Ealga never dwelled much on the night of Brenna’s parents’ death, except to say that it was a bloody massacre, done in the dark and shame of night.

“The children, lassie. There was no need to kill children.”

Aye, everyone had been murdered. All except for her and Ealga. The nurse had bundled Brenna off to the safety of the hills. Joanna of Gowrys had foreseen the event and made certain her daughter would be spared.

“God save the innocents! Would that I’d joined them, for they are surely better off than the likes of me now.”

“What did you see? Did you see Lady Joanna … the witch?” If the stranger believed her mother was a witch, then he was Brenna’s enemy to be sure.

He shook his head, clasping Brenna to him with his good arm. “Only if beauty and kindness be witchery. The dagger that killed her killed me as well. I am dead, but trapped in a living body, not much better off than Tarlach himself. I am too old to live and too young to die. ’Tis a damnable curse, worse than the one she put upon us.”

Brenna’s heart shuddered to a stop. “You’re an O’Byrne.” It was a statement, not a question. Her patient could be no other.

“Nay, never! I only go through the motions.”

Relief washed over her, leaving confusion in its wake. If he was not an O’Byrne, who was he? Did she want to know? Could she ever close an eye again without fearing for her life?

“What motions, sir?”

“Life, milady. Better you should let me die.”
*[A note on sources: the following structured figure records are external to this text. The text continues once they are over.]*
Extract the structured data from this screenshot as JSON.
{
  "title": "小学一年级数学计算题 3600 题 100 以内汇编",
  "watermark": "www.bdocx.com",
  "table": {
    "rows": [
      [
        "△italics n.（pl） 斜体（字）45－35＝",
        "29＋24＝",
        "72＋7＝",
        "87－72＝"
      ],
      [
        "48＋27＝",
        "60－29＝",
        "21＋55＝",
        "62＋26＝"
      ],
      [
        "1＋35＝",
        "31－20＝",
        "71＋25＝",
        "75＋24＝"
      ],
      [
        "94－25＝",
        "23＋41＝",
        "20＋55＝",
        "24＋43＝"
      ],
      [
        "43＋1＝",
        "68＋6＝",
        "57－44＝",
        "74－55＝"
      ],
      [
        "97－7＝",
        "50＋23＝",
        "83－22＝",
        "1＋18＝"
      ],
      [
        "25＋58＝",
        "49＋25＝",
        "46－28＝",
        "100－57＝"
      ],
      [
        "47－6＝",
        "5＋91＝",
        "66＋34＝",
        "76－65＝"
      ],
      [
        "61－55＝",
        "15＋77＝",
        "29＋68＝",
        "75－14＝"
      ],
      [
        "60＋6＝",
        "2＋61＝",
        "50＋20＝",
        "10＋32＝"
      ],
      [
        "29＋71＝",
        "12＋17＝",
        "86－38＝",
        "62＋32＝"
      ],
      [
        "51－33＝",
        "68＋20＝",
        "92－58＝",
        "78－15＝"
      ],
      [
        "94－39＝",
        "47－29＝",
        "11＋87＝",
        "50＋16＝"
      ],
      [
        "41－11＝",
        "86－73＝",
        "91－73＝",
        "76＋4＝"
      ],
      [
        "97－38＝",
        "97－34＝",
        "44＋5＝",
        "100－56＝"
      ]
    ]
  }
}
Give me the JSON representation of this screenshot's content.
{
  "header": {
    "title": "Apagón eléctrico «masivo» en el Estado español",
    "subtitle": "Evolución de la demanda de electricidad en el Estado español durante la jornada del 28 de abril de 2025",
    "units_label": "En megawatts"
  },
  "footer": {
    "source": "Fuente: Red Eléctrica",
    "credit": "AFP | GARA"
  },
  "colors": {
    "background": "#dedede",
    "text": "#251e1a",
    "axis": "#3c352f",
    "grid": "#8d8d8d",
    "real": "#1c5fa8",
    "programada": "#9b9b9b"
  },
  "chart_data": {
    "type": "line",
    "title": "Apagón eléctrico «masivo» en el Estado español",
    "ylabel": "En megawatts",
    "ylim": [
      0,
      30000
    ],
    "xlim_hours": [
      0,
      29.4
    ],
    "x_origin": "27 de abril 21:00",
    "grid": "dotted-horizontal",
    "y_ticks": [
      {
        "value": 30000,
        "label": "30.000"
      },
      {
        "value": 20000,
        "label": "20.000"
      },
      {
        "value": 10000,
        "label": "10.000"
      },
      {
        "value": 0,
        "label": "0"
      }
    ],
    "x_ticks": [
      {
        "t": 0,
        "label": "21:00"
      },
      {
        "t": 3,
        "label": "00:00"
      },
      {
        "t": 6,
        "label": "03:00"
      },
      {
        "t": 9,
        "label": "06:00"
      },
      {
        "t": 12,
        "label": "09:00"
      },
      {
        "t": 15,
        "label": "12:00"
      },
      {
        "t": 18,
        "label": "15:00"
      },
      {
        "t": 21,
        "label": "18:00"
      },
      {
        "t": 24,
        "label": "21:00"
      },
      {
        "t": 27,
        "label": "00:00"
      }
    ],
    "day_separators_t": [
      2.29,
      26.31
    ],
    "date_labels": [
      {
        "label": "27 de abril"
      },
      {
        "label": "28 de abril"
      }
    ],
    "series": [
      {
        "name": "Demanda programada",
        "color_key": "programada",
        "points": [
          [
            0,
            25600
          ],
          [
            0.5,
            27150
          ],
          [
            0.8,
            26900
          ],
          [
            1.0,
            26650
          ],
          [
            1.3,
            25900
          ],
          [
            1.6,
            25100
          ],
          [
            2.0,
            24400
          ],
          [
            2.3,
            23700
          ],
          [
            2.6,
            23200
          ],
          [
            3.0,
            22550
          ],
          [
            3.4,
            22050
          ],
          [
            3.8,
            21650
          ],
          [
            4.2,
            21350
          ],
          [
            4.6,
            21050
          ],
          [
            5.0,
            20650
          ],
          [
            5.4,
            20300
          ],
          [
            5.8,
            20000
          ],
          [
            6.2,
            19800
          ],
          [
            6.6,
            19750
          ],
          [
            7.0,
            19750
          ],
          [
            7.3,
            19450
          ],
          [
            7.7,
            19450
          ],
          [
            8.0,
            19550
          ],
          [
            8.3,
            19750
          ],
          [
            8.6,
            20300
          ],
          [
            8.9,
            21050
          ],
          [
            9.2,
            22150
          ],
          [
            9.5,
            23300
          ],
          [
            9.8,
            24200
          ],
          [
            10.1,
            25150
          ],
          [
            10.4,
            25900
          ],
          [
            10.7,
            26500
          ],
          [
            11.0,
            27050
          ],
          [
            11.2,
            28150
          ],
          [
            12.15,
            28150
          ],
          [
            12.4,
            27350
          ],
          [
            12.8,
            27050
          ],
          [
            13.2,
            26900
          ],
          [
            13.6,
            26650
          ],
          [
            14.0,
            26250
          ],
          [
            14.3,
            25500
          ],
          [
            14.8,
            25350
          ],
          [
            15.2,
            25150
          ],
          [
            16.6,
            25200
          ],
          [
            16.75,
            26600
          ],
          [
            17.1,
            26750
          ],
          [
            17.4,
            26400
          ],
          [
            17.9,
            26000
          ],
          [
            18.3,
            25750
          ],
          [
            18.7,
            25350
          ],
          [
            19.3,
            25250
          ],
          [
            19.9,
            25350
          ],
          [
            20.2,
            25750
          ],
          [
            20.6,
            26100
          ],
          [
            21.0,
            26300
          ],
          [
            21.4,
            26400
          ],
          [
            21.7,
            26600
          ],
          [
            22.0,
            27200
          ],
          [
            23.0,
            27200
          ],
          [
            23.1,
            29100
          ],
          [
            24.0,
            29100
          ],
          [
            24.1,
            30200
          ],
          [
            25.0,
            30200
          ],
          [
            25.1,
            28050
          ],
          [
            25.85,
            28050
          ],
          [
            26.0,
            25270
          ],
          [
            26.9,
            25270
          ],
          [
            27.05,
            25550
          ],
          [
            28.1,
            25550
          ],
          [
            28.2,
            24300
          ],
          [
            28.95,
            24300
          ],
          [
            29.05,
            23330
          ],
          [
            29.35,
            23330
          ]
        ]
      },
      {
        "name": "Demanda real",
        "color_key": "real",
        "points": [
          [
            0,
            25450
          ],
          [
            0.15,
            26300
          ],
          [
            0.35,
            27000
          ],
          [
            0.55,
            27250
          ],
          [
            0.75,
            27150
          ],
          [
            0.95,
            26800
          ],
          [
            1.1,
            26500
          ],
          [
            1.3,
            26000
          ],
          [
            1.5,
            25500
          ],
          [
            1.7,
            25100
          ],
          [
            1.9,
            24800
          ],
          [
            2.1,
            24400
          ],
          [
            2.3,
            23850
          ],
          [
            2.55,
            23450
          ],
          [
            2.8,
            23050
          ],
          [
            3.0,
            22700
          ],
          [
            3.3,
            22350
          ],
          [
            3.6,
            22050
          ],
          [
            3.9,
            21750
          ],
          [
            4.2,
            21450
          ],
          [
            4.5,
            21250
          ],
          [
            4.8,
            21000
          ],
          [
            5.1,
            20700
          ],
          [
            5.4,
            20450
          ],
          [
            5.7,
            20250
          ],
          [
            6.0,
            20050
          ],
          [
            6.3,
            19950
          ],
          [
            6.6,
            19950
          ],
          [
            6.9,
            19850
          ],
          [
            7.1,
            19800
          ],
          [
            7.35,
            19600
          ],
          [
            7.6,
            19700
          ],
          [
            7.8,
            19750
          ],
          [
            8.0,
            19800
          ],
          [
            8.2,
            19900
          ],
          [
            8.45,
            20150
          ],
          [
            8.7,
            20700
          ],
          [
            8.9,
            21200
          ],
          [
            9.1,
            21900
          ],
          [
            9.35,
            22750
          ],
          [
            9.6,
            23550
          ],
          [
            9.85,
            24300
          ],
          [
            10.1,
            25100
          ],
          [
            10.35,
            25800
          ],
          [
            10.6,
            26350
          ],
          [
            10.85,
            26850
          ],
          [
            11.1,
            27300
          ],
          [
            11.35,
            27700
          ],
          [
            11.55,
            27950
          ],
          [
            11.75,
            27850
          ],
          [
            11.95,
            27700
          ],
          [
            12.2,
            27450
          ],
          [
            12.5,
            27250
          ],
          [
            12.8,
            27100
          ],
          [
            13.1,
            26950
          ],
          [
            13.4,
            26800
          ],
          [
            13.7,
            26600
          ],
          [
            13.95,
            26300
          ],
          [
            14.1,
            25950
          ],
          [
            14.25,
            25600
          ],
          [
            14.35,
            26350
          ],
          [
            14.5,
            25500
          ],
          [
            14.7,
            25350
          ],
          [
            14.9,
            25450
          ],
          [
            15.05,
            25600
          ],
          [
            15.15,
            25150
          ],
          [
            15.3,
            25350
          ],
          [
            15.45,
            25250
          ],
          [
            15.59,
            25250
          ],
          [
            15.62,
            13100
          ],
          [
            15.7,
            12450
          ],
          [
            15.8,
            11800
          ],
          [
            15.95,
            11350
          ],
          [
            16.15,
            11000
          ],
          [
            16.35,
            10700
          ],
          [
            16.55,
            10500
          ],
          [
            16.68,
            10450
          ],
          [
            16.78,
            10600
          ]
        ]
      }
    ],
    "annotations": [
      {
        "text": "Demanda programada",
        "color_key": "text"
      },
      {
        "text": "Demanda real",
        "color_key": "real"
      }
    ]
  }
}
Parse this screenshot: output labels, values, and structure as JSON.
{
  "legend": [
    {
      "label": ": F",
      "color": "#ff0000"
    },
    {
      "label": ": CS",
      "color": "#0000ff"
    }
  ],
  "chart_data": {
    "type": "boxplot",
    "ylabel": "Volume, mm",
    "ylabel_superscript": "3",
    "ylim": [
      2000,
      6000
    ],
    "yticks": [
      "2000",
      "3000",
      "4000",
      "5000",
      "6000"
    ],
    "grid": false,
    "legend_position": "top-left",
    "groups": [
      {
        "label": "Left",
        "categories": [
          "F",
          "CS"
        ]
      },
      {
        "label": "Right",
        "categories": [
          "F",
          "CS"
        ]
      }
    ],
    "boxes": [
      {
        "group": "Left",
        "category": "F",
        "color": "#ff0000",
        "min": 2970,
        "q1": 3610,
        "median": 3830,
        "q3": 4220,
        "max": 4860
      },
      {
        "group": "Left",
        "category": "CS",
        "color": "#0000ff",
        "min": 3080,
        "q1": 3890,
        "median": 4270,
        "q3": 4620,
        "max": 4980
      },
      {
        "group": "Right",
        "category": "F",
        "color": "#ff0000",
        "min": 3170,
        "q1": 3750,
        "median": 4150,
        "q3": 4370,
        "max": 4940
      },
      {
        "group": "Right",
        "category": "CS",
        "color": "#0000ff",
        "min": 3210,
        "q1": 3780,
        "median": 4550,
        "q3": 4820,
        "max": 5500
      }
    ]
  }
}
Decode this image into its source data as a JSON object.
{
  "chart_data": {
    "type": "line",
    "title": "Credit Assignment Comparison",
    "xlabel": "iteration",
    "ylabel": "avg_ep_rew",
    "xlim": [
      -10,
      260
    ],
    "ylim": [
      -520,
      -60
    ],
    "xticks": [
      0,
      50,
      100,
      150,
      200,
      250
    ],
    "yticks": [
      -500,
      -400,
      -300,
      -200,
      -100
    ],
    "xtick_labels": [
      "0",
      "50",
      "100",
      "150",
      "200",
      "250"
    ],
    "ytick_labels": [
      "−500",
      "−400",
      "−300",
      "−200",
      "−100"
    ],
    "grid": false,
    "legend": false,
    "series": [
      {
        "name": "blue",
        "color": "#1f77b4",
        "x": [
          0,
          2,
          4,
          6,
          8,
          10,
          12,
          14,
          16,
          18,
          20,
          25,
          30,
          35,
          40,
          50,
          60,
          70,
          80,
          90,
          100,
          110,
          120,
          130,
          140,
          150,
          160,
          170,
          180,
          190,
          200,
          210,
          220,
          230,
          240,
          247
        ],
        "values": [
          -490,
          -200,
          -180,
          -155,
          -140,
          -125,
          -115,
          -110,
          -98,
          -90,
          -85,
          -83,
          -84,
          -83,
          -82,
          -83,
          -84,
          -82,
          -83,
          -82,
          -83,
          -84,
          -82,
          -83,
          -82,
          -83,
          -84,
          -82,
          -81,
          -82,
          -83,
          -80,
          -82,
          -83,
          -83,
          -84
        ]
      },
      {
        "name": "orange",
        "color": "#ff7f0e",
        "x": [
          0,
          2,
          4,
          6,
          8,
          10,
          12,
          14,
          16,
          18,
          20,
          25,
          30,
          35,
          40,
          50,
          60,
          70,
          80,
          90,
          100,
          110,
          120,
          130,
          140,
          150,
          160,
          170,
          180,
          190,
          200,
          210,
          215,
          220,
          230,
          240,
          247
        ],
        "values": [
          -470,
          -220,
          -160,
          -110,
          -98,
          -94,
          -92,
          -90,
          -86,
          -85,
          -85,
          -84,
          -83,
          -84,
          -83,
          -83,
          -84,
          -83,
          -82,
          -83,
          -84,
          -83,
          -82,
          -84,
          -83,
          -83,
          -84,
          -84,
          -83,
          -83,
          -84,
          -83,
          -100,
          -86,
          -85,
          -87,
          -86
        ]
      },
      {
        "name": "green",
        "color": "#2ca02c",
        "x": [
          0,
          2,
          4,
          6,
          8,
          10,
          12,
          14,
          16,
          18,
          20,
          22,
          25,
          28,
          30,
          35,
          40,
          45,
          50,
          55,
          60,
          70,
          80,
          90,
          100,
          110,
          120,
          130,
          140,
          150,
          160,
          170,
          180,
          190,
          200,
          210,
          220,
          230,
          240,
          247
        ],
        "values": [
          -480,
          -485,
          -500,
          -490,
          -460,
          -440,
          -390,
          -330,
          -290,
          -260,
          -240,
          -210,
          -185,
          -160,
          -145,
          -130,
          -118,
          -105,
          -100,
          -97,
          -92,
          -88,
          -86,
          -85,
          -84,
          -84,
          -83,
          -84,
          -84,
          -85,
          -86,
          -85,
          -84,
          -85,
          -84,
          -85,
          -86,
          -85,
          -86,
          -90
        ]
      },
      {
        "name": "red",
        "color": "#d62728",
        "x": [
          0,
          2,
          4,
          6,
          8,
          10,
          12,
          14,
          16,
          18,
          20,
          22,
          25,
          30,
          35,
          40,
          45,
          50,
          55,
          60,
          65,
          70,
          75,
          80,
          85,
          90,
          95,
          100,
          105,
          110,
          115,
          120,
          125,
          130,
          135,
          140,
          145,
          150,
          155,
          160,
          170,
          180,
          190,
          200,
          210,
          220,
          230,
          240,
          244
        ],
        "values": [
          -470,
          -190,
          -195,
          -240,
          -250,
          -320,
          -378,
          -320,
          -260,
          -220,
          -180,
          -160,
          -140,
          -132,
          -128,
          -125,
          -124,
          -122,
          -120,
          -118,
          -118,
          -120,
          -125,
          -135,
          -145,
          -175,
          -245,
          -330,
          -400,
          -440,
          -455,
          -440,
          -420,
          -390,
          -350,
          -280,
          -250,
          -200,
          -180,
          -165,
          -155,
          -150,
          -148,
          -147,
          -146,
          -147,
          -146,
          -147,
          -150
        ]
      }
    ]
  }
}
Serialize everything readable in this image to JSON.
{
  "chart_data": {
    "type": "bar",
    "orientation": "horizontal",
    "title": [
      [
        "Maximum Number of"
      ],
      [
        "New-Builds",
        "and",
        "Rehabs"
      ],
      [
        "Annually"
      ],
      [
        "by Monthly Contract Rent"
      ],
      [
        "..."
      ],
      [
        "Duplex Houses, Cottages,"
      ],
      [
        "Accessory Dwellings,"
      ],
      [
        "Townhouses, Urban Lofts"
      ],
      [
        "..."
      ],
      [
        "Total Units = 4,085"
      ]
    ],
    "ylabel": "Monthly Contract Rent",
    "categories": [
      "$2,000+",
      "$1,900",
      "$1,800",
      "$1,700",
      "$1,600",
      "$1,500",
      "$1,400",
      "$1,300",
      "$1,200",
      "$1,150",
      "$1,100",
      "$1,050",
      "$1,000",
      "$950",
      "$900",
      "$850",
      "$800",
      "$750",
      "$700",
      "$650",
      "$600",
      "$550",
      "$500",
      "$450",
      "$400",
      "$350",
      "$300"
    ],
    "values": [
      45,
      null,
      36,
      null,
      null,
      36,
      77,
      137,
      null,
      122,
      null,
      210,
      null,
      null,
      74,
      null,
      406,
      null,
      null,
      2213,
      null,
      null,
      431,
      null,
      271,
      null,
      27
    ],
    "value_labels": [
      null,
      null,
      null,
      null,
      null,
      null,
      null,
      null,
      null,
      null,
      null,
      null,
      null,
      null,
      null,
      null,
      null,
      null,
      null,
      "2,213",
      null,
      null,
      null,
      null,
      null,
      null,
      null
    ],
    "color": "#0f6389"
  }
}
The sheer force of his words shook her to the core. His was a torment that reached into the very recesses of his mind, far worse than what she’d battled thus far. His utter hopelessness explained why his improvement had been so slow. How tragic to possess cherished youth and wish it away for death! His despair seeped into her, overwhelming her.

Despite her closed eyes, she saw a young boy with burnished auburn hair, blood seeping down his cheek. But it was the horror in his eyes that riveted her, made her hold the man in her arms even tighter. No child should see what he had seen.

A sob wrenched free of her patient’s throat, only to be caught and muffled against her as she cradled his head. “Hush,
a stór,
” she cooed, bestowing without second thought the endearment that Eagla lavished upon her when the affairs of childhood—a skinned knee, a pet that died, or one that had to be let go—grew too great for Brenna to bear. Another and yet another sob shook the body of the man, but they poured from the heart of that boy. That poor, frightened child.

And as Brenna held him now, understanding dawned. That boy had never smiled again. Never laughed or loved. The blackness that had enshrouded his heart that night of terror wouldn’t allow it. Brenna couldn’t see the blackness, but somehow she knew it. This was what needed healing. His body was strong, but as long as this darkness imprisoned the spirit of the child he’d been, the man could not survive.